Thursday, September 23, 2010

Coordination in Distributed Systems

I have recently read several papers on services that provide coordination for distributed systems. This turns out to be a fascinating area, and as I read each paper, I found myself getting sucked into more. I group these papers into two different categories: one type involves services that provide mechanisms for distributed coordination (including ZooKeeper, Chubby, and Sinfonia); the other involves protocols that guarantee certain properties despite various types of failures (such as Paxos, PBFT, Aardvark, and Zab).

The high-level papers describe specific services for distributed coordination. A group of servers (five seems to be a popular number) communicate with each other and agree on state. Clients communicate with one or more of these servers to read or modify this global state. The main property is that if one or two of the five servers fail, the others can keep the service running, even if the "leader" fails. Various guarantees about consistency may be provided--not only is consistency difficult to achieve in the event of different types of failures, but being able to tolerate failures usually requires sacrificing performance. I was very impressed by the work that has been done in this area.

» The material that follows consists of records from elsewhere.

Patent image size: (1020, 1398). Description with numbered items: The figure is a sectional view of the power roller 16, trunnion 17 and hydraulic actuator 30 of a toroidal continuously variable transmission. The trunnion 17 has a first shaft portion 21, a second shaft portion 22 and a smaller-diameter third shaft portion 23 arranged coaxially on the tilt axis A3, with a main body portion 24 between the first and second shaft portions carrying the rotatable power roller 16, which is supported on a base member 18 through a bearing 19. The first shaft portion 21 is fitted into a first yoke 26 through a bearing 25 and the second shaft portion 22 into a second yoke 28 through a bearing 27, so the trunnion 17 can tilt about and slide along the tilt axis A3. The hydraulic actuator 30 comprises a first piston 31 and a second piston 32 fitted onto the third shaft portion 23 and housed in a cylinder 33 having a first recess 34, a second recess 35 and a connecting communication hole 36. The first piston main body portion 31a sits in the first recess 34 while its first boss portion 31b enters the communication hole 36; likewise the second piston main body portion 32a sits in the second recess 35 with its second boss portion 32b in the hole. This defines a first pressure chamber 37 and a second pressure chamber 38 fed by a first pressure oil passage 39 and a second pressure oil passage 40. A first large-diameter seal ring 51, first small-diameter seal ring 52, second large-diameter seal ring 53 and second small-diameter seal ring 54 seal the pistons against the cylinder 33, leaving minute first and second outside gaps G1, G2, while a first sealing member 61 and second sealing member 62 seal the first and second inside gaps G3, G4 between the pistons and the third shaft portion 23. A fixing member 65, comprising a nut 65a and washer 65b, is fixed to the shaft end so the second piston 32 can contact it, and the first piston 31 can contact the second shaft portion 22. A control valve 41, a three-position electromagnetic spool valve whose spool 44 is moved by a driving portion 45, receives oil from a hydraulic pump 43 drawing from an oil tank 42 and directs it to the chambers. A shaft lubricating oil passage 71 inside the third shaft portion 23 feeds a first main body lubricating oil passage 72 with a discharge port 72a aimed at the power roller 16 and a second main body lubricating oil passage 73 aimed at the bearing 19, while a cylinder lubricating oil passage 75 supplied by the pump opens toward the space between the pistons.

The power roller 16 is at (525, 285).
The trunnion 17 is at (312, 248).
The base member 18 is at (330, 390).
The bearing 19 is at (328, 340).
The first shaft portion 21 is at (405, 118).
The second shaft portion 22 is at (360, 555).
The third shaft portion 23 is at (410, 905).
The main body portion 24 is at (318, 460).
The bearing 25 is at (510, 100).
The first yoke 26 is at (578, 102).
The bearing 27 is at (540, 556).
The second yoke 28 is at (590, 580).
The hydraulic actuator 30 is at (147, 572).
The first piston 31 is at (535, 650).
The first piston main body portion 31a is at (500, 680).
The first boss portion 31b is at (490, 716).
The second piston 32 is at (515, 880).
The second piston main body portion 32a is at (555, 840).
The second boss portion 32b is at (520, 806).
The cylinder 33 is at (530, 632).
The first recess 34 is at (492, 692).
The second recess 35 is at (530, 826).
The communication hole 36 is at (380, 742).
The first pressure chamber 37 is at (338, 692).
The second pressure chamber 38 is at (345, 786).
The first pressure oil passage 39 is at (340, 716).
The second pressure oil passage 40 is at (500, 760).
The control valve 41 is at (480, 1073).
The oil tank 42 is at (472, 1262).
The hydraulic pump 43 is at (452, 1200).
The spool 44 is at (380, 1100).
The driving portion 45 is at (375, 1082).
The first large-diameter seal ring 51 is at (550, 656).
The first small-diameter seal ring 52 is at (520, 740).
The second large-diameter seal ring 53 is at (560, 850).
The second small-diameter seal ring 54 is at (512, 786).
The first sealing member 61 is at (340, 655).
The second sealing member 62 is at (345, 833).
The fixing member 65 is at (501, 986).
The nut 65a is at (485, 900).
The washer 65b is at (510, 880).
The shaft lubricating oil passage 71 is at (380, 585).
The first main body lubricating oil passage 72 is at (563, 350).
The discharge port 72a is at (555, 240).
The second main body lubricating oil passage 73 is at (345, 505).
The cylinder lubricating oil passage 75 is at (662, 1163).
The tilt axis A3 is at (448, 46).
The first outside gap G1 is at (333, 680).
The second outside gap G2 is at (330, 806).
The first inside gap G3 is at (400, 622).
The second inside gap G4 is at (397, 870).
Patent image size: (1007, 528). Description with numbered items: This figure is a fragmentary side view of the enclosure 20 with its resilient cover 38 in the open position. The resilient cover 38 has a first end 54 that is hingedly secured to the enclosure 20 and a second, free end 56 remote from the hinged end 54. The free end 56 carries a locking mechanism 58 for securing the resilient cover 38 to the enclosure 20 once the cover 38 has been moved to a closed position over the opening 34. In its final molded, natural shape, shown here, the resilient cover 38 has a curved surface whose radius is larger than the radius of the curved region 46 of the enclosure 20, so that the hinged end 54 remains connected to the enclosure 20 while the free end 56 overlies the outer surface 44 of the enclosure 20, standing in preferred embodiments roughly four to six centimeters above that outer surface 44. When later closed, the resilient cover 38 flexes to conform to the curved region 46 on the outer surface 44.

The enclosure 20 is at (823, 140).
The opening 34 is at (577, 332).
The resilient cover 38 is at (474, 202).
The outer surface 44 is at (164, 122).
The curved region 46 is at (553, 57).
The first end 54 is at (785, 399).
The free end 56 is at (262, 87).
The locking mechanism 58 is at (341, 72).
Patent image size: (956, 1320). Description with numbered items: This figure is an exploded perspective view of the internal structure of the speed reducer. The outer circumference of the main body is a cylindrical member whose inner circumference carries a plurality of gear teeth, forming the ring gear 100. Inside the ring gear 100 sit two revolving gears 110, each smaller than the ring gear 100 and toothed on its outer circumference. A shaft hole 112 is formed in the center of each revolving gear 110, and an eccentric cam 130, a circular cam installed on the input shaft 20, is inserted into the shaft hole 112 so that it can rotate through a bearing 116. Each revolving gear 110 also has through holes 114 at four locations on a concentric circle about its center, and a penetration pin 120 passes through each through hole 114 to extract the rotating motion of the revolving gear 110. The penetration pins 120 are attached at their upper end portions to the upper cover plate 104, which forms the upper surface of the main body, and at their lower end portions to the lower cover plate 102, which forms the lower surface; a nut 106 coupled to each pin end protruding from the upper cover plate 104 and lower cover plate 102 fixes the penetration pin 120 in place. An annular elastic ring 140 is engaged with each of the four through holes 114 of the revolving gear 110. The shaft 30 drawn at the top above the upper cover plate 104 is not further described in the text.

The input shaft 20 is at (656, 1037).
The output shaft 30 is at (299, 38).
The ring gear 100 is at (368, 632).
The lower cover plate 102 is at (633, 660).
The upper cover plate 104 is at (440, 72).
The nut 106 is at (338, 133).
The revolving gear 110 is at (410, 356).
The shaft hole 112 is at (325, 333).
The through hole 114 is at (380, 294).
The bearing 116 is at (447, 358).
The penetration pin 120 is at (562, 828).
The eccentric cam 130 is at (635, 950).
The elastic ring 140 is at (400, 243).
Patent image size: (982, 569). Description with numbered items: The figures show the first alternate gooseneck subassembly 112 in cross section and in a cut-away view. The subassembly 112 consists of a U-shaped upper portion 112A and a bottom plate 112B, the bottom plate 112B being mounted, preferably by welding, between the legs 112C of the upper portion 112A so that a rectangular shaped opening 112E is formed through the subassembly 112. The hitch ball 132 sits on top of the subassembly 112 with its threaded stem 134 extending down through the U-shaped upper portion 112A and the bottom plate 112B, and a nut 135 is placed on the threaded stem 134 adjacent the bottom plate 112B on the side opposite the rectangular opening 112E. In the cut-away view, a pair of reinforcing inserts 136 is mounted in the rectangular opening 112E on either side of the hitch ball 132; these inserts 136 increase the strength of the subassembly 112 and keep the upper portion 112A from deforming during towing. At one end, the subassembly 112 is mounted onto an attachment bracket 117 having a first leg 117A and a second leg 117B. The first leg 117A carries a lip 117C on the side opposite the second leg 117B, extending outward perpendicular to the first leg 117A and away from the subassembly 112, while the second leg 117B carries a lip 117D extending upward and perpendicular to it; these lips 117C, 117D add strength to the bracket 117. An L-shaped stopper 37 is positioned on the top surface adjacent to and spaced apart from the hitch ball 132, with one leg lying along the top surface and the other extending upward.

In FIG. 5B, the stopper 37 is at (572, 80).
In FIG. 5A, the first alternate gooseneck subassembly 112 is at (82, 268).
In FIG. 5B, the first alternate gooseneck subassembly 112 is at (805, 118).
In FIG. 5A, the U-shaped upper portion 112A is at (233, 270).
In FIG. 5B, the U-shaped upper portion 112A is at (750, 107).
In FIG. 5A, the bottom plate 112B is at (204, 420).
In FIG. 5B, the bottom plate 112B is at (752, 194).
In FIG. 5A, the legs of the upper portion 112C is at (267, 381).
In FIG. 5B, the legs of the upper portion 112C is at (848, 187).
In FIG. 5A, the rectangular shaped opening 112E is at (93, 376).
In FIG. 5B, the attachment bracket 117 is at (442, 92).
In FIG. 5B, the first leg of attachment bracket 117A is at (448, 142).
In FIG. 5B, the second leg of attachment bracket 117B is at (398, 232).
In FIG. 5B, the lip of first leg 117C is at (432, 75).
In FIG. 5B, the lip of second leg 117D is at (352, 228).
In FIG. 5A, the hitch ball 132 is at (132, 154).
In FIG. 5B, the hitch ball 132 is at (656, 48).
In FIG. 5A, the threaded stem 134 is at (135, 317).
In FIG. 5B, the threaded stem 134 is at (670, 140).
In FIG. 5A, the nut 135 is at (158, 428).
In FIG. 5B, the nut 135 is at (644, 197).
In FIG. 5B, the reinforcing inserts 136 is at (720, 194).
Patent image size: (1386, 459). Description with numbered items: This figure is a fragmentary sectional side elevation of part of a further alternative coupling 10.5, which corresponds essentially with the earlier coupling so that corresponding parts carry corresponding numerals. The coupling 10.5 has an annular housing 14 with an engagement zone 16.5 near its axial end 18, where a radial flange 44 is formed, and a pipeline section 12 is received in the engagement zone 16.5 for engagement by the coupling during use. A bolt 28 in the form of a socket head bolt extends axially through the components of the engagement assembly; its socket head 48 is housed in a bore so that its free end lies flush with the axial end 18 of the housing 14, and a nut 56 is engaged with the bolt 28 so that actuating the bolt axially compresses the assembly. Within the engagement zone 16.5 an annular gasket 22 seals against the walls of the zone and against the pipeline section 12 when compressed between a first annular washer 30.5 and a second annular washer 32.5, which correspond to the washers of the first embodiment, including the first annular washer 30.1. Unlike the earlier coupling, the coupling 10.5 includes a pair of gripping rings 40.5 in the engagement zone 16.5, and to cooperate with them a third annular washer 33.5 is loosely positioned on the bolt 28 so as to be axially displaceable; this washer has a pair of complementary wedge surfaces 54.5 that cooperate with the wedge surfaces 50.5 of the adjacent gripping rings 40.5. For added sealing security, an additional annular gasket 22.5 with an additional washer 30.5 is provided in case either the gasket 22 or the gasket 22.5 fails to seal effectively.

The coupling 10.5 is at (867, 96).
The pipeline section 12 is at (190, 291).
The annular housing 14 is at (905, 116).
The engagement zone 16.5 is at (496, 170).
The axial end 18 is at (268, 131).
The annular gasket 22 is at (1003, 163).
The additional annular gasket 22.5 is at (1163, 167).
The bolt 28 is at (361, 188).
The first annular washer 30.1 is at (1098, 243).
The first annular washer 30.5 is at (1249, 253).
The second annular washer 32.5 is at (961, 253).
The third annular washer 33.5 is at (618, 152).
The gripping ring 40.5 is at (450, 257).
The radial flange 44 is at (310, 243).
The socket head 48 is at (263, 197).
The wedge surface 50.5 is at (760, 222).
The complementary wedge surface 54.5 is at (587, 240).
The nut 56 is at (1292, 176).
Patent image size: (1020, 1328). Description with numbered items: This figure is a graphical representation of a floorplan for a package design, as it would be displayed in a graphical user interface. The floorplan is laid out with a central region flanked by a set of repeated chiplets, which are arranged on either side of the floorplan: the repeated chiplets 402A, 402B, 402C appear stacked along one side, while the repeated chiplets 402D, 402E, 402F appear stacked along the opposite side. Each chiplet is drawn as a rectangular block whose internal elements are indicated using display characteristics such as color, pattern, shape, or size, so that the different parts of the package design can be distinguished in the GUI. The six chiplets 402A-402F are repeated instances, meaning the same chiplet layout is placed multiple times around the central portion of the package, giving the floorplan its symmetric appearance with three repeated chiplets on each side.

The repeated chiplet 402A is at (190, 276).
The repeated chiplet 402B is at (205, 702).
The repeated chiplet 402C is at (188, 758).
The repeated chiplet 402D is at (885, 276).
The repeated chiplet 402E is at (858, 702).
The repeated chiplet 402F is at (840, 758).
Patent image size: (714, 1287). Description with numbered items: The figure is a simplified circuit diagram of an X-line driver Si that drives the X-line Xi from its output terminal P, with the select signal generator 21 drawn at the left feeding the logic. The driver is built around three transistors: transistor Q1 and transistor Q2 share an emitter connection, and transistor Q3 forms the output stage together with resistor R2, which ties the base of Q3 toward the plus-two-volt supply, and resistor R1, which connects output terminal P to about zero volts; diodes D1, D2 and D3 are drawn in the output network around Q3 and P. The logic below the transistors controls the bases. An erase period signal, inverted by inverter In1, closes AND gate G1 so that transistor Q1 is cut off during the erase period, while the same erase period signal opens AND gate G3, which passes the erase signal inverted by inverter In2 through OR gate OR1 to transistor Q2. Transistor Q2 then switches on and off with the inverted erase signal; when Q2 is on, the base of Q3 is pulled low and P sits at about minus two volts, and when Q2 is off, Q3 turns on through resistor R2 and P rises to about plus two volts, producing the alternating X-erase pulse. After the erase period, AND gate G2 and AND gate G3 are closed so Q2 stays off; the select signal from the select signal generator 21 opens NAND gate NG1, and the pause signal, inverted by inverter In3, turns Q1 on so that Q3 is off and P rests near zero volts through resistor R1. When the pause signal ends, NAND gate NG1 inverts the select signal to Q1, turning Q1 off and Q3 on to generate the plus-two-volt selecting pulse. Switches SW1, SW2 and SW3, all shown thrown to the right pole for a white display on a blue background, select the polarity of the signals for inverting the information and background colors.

The low-level papers were also fun. Protocols are designed to withstand Byzantine faults, which seem to encompass just about anything that can go wrong in a distributed system, including crashed servers, lost or repeated messages, corrupted data, and inconsistencies. The Practical Byzantine Fault Tolerance (PBFT) algorithm, introduced in 1999, seems to have launched a whole range of fascinating research. It reminds me of security in that cynical thinking is critical.